Here at Musings, I sometimes feel as if I am beating the “contract is king” drum to death. However, each time I start to get this feeling, a new case out of either the Virginia state courts or the Fourth Circuit Court of Appeals here in Richmond reminds me that we all, lawyers and contractors alike, need to be reminded of this fact on a regular basis. The terms written into a construction contract (or any other contract for that matter) will control the outcome of any dispute in just about every case.
A recent 4th Circuit case takes this to the extreme in pointing out the the choice which of two tiny words can change the entire set of procedural rules and even the courthouse in which your dispute will be decided. In FindWhere Holdings Inc. v. Systems Env. Optimization LLC, the Fourth Circuit looked at a forum selection clause found in a contract between the parties. In this case, the clause stated that any dispute would be litigated in the courts “of the State of Virginia.” When the defendants tried to remove the case from Virginia state court to the Eastern District of Virginia federal courts, the federal court remanded the case, sending it back to the Circuit Court of Loudoun County, Virginia.
On appeal of this ruling, the 4th Circuit agreed with the remand and contrasted the language found in the contract (i. e. “of the State of Virginia) with other standard language stating “in the State of Virginia.” In upholding the district court, the 4th Circuit stated that the language containing the word of expressed sovereignty as opposed to the mere location expressed in the language using the word in. In the first case, the 4th Circuit stated, the federal courts have no jurisdiction while in the second they do. As such, the case could not continue in federal court.
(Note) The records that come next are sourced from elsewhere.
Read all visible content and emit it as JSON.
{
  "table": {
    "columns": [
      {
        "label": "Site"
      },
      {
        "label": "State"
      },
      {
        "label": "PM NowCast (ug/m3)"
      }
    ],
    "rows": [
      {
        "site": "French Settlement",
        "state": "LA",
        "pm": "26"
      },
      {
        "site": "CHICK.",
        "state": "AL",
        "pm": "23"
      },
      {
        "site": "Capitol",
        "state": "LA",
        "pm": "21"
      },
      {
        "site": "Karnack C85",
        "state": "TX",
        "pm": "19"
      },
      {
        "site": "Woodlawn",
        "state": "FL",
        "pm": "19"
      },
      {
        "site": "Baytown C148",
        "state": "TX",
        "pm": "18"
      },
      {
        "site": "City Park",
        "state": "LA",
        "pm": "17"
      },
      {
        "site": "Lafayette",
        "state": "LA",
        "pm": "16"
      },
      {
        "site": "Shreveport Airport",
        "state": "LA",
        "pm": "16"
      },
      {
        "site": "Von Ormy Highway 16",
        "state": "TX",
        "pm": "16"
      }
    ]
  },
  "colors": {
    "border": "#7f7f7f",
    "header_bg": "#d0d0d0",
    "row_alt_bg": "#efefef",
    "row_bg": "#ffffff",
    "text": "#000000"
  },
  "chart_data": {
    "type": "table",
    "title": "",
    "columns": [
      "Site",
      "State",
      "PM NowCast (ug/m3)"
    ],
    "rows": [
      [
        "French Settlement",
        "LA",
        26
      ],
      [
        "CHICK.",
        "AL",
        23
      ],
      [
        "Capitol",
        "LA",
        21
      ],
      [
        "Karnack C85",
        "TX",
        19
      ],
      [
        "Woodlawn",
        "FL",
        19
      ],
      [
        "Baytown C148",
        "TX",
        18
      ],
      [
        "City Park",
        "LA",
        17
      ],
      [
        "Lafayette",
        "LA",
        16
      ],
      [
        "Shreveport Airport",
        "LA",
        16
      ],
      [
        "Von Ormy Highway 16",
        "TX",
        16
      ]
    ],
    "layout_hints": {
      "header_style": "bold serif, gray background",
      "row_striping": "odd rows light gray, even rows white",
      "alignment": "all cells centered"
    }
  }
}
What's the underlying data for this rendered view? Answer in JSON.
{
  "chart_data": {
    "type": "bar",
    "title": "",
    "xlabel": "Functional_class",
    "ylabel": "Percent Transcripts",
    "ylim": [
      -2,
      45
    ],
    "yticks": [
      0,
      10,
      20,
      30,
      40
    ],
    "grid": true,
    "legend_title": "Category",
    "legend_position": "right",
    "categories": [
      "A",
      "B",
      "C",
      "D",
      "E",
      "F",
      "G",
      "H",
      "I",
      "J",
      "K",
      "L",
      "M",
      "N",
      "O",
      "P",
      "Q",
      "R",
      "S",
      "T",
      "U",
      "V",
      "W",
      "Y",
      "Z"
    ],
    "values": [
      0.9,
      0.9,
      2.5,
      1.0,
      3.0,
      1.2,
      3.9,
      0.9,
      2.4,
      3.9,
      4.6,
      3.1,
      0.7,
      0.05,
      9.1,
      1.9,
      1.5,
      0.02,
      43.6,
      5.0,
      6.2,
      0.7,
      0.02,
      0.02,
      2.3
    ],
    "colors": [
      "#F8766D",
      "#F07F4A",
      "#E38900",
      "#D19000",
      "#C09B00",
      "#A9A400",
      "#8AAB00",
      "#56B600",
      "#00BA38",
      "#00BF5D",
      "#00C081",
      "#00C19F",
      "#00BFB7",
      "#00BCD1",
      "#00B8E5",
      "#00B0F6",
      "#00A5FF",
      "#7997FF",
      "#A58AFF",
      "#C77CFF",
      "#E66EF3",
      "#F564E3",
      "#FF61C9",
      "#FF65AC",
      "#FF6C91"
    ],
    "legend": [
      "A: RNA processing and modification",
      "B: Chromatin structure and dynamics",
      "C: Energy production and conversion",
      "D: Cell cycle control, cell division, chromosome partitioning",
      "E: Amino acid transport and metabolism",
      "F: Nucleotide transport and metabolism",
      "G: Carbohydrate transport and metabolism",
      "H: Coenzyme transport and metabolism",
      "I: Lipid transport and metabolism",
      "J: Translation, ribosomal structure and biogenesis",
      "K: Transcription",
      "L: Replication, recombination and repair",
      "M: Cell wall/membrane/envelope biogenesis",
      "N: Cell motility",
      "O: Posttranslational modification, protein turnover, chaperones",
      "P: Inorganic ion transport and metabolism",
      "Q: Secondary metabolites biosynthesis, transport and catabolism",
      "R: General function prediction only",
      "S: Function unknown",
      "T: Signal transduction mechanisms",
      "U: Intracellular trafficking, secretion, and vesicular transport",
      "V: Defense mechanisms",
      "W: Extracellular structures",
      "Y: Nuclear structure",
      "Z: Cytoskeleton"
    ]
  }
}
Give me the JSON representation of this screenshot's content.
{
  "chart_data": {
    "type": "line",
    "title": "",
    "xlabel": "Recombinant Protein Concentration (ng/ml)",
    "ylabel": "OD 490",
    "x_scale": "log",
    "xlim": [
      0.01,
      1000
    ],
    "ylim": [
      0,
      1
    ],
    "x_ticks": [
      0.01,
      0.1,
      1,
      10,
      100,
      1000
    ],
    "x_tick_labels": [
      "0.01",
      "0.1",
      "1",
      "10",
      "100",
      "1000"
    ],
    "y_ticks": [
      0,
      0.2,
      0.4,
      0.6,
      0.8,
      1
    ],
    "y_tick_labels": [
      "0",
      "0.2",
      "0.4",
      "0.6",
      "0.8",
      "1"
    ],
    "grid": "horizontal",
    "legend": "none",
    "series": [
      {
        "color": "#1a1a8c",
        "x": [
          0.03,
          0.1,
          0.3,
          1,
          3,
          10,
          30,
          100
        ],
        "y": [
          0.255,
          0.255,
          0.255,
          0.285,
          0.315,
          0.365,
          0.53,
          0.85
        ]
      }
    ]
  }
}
While this case does not involve construction, it is informative for all of us in the construction world who deal with written contracts on a daily basis. The Findwhere is a great reminder to read your construction documents carefully, and draft them with even more care. The lesson of this case is that a change in just one two-letter word can completely change the whole direction of a construction contract dispute. For this reason, the advice, early in the contracting process, of a qualified construction attorney knowledgeable in the way these little words make a difference is key.